Gene expression analysis.

Nucleic acids from NPS specimens were extracted on a Kingfisher Flex system using MagMAX viral/pathogen nucleic acid isolation kits (Thermo Fisher Scientific) according to the manufacturer’s instructions. Predesigned TaqMan assays obtained from Thermo Fisher Scientific for two targets for ACE2 (Hs01085333_m1and Hs00222343_m1) and one target each for TMPRSS2 (Hs01122322_m1) and β-actin (Hs01060665) and a laboratory-developed assay for human RNase P were first assessed using a set of 10 random NPS specimens (5 positive and 5 negative for SARS-CoV-2) (data not shown).

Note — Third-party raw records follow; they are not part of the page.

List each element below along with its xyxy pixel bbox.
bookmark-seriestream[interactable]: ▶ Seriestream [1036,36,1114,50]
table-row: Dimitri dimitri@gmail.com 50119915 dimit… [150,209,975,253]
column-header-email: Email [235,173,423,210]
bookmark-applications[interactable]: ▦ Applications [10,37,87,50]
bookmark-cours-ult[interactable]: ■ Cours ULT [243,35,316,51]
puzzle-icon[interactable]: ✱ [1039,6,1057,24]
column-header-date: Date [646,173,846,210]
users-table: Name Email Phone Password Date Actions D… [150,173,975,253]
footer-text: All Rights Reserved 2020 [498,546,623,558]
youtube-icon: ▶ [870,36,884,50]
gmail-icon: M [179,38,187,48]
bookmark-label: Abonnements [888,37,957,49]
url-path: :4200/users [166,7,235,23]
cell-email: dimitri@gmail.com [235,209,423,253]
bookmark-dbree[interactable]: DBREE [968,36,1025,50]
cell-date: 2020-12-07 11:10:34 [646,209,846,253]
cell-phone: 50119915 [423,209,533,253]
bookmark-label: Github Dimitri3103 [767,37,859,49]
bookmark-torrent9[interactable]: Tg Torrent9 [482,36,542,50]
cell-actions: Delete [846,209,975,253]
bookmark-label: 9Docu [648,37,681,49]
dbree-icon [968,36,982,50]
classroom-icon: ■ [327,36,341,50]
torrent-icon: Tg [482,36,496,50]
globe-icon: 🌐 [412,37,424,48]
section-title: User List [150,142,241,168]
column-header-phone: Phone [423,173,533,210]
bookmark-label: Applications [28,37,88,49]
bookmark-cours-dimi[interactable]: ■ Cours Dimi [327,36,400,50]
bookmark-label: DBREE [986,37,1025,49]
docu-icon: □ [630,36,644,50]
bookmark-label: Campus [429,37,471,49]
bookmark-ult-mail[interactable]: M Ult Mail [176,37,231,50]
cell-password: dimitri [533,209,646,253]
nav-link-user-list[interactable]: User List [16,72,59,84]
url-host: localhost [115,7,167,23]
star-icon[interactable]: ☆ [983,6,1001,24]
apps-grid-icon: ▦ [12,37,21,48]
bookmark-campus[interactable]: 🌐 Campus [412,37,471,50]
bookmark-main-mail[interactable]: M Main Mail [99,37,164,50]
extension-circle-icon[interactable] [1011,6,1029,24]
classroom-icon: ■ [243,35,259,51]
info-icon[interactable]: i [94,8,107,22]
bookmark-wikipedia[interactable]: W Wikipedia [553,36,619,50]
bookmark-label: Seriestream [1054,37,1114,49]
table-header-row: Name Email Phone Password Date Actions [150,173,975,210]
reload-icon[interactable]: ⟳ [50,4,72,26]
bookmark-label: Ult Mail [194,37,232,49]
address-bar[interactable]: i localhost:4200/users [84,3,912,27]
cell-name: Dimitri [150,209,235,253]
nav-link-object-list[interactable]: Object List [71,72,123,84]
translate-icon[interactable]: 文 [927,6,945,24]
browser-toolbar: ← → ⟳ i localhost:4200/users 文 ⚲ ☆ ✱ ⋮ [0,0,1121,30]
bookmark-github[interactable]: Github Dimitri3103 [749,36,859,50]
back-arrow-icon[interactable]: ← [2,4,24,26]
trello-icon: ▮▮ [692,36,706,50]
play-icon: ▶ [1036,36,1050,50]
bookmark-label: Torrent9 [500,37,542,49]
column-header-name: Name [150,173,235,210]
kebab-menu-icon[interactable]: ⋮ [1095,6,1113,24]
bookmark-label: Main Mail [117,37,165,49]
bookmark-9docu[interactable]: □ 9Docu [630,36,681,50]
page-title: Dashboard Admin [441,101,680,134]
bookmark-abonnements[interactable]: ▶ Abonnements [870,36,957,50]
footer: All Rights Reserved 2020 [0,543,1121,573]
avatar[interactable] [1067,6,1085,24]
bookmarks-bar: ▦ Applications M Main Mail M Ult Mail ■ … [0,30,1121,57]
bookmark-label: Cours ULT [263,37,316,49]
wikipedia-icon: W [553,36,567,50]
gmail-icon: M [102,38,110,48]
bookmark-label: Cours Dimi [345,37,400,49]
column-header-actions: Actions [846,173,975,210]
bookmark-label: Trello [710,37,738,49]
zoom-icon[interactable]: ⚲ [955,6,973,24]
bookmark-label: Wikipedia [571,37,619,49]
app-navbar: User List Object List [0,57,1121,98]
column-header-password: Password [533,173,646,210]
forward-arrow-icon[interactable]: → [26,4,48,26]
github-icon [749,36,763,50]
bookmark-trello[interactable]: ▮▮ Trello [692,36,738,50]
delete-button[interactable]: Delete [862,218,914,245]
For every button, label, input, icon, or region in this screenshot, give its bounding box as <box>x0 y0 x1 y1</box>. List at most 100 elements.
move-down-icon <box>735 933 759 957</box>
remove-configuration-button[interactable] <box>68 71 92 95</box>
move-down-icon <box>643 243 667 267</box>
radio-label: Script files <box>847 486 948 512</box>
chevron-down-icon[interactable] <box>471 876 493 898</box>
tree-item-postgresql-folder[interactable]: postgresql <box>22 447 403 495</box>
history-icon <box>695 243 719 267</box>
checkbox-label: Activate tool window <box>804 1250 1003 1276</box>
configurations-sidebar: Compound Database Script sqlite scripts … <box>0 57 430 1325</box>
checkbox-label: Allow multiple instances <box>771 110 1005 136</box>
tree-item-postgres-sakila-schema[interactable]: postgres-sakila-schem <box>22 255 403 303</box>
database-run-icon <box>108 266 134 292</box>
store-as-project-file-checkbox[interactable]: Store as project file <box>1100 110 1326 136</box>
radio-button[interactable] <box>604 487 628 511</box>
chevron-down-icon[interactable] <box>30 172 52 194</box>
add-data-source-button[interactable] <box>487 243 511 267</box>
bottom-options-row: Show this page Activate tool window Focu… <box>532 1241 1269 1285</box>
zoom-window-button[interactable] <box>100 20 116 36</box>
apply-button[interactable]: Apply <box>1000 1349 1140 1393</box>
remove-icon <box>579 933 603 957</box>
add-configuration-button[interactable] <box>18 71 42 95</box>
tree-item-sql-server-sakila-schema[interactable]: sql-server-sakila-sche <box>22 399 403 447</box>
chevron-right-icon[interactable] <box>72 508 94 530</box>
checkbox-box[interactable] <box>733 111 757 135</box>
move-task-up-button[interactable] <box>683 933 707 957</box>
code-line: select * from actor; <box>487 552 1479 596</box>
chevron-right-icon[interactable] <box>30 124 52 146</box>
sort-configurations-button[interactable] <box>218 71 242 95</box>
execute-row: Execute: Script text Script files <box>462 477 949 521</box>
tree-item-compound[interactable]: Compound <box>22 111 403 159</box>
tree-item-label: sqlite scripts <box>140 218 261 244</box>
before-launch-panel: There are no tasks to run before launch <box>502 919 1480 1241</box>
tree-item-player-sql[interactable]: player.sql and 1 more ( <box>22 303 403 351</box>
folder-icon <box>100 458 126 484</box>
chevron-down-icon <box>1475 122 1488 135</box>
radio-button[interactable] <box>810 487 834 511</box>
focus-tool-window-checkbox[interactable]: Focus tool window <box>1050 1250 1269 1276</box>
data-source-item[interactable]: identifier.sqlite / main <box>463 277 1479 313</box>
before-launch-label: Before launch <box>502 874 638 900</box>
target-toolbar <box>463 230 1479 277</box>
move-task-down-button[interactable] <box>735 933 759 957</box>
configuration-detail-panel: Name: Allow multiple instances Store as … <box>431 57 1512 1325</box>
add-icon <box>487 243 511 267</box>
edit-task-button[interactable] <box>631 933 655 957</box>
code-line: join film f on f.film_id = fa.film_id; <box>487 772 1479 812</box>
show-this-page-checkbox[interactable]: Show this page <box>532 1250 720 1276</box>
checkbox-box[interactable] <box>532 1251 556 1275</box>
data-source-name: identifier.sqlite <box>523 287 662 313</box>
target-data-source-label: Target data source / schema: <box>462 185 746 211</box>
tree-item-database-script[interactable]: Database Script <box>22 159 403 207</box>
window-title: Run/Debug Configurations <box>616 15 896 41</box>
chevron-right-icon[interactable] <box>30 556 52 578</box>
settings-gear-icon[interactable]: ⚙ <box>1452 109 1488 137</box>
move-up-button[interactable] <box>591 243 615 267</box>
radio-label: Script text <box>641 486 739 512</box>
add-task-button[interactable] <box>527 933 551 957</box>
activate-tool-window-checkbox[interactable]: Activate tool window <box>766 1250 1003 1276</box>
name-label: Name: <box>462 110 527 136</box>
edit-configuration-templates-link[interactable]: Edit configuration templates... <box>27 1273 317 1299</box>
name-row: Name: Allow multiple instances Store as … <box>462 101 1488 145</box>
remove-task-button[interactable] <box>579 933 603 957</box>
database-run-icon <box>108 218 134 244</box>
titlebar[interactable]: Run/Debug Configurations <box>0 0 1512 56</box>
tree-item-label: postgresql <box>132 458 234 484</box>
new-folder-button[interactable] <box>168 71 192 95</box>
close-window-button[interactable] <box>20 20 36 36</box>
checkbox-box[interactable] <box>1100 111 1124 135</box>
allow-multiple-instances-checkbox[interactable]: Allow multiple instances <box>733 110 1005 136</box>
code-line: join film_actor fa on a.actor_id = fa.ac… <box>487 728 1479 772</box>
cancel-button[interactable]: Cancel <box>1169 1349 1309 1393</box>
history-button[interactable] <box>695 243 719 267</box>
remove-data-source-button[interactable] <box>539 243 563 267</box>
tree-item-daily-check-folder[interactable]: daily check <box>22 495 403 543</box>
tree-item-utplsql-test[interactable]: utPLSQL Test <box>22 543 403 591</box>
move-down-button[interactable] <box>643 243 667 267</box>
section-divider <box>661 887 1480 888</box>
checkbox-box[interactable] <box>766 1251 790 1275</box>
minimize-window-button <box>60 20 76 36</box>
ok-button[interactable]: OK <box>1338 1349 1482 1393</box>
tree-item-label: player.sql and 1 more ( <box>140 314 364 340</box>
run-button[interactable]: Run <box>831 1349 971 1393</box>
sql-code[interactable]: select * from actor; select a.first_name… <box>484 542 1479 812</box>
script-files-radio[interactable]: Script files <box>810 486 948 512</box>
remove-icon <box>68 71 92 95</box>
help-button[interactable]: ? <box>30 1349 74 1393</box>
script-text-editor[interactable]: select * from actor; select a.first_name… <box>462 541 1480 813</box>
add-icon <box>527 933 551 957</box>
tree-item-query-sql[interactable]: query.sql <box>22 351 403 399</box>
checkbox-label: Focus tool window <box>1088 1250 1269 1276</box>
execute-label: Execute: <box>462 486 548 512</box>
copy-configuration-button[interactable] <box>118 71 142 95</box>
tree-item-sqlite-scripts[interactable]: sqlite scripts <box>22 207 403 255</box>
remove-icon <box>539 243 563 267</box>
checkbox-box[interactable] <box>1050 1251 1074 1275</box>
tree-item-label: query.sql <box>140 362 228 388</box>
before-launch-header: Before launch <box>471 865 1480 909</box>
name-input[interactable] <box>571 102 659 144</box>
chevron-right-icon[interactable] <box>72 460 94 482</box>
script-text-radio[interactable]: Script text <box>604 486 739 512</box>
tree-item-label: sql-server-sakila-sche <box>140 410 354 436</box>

The expression of human RNase P in NPS specimens was assessed as described previously (21). The TaqMan assay for one of the ACE2 targets (Hs01085333_m1) was more sensitive (mean C of 32.8 ± 2.6 versus 34.7 ± 2.2; P = 0.00022 by paired t test) than that for the other and thus was chosen for the study. β-Actin was chosen as the endogenous control for the study because the analytical sensitivity of the assay was higher than that for RNase P, although the difference was not statistically significant (mean C of 22.6 ± 2.6 for β-actin versus 23.7 ± 2.8 for RNase P). To determine the transcript levels of ACE2, TMPRSS2, and human β-actin (ACTB) genes in the study samples, 10 μl of the extracted nucleic acids were tested by the respective TaqMan assays using TaqPath 1-Step RT-qPCR master mix (Thermo Fisher Scientific), according to the instructions provided by the manufacturer. The transcript levels of the housekeeping gene β-actin were used to account for variation in the number of cells present in the NPS samples; the raw C values for ACE2 and TMPRSS2 were normalized to the C values for β-actin, and C values relative to β-actin (ΔC) were used as a measure of gene expression for all comparisons.

Statistical analysis.

Descriptive statistics were used to summarize data on the study population and their SARS-CoV-2 infection status. Normality and log-normality of gene expression data were tested by the Shapiro-Wilk test and the Anderson-Darling test. The statistical significance of differences in ACE2 and TMPRSS2 expression in different groups was determined using the Kruskal-Wallis test with Dunn’s multiple-comparison test and Mann-Whitney U test for multiple groups and two groups, respectively. The association of ACE2 or TMPSS2 gene expression with SARS-CoV-2 RT-qPCR results (as the dependent variable) was tested in a multiple logistic regression model adjusted for age and sex for the overall population and adjusted for sex only for the subpopulation of patients from families with at least one adult family member positive for COVID-19. The association of age and sex with the expression of ACE2 and TMPRSS2 was tested in a multiple linear regression model with the transcript levels of the genes as dependent variables. The areas under the receiver operating characteristic curve in logistic regression analysis ranged from 0.57 to 0.69, and the P values ranged from 0.04 to 0.0002. All analyses were carried out in GraphPad Prism version 9.0.2 for macOS (GraphPad Software, San Diego, CA).